[Date Prev][Date Next][Thread Prev][Thread Next]
- Subject: Re: UTF-8 validation
- From: Coda Highland <chighland@...>
- Date: Wed, 9 Dec 2015 14:58:47 -0800
On Wed, Dec 9, 2015 at 2:55 PM, Cezary H. Noweta <firstname.lastname@example.org> wrote:
> In the Lua's core I have not found a way to validating UTF-8 strings coming
> from unknown sources. According to the Unicode Standard and UTR #36
> (http://www.unicode.org/reports/tr36/#UTF-8_Exploit). A build-in
> implementation does not detect a non-shortest form.
> I have implemented a function utf8.validate(s [, allowlongnul [,
> allowsurrogates]]), which takes a string, silently gets rid of invalid
> trash, and returns a perfectly valid UTF-8 string together with a boolean
> value which determines if the source string contained valid characters only.

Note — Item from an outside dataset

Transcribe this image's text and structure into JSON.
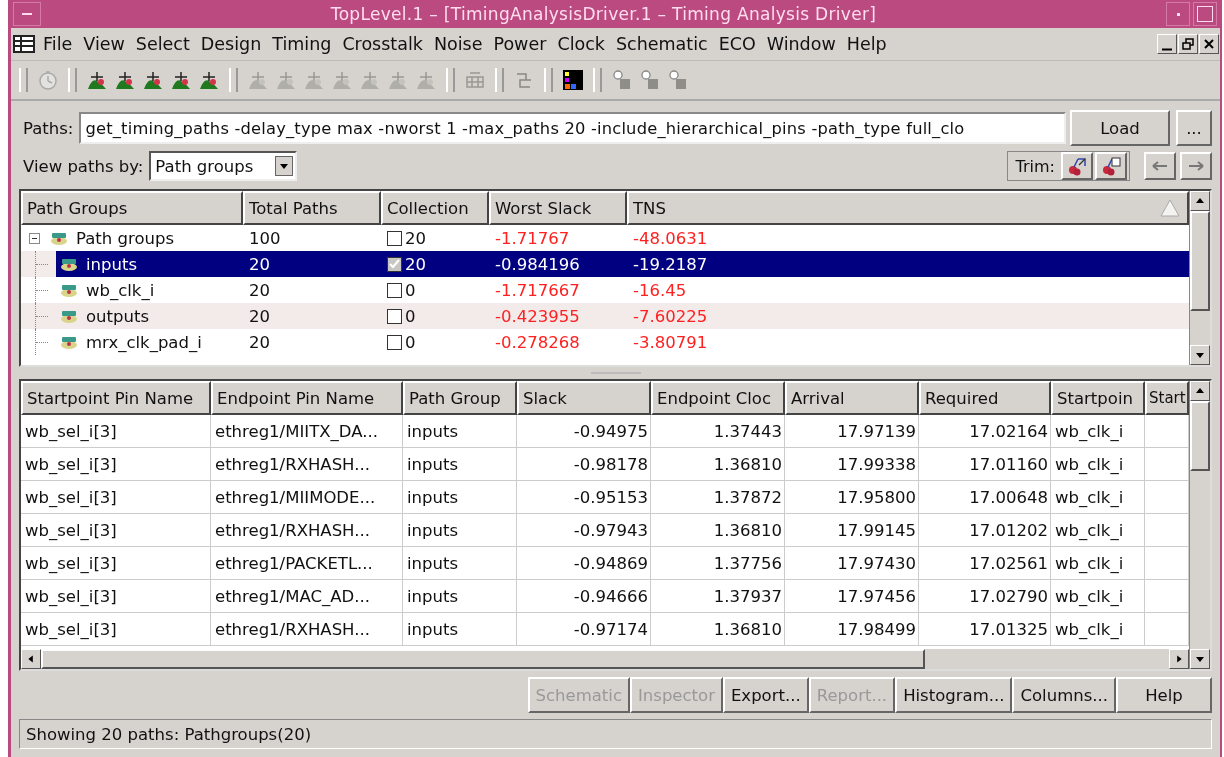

> Optional parameter ,,allowlongnul'' is for supporting Java's embedded NULs
> ('\xC0\x80'), and ,,allowsurrogates'' is for 16-bit Windows remnants which
> until Win98 (or even WinME, AFAIR) did not supported unicode characters
> beyond BMP. In both cases, the problematic sequences are converted to valid
> UTF-8 sequences, for example:
> utf8.validate('\xC0\x80abc'); -- => 'abc' false
> utf8.validate('\xC0\x80abc', true); -- => '\x00abc' true
> If you found above useful then take an attached ``lutf8lib.c''. The file is
> originally taken from Lua 5.3.2 and everything what was added is between
> ``/* CHN BEGIN */'' and ``/* CHN END */''.
> -- best regards
> Cezary H. Noweta
utf8.len() will return false and the position of the first invalid
byte for an invalid UTF-8 string.
You're right that it doesn't handle normalization or flags.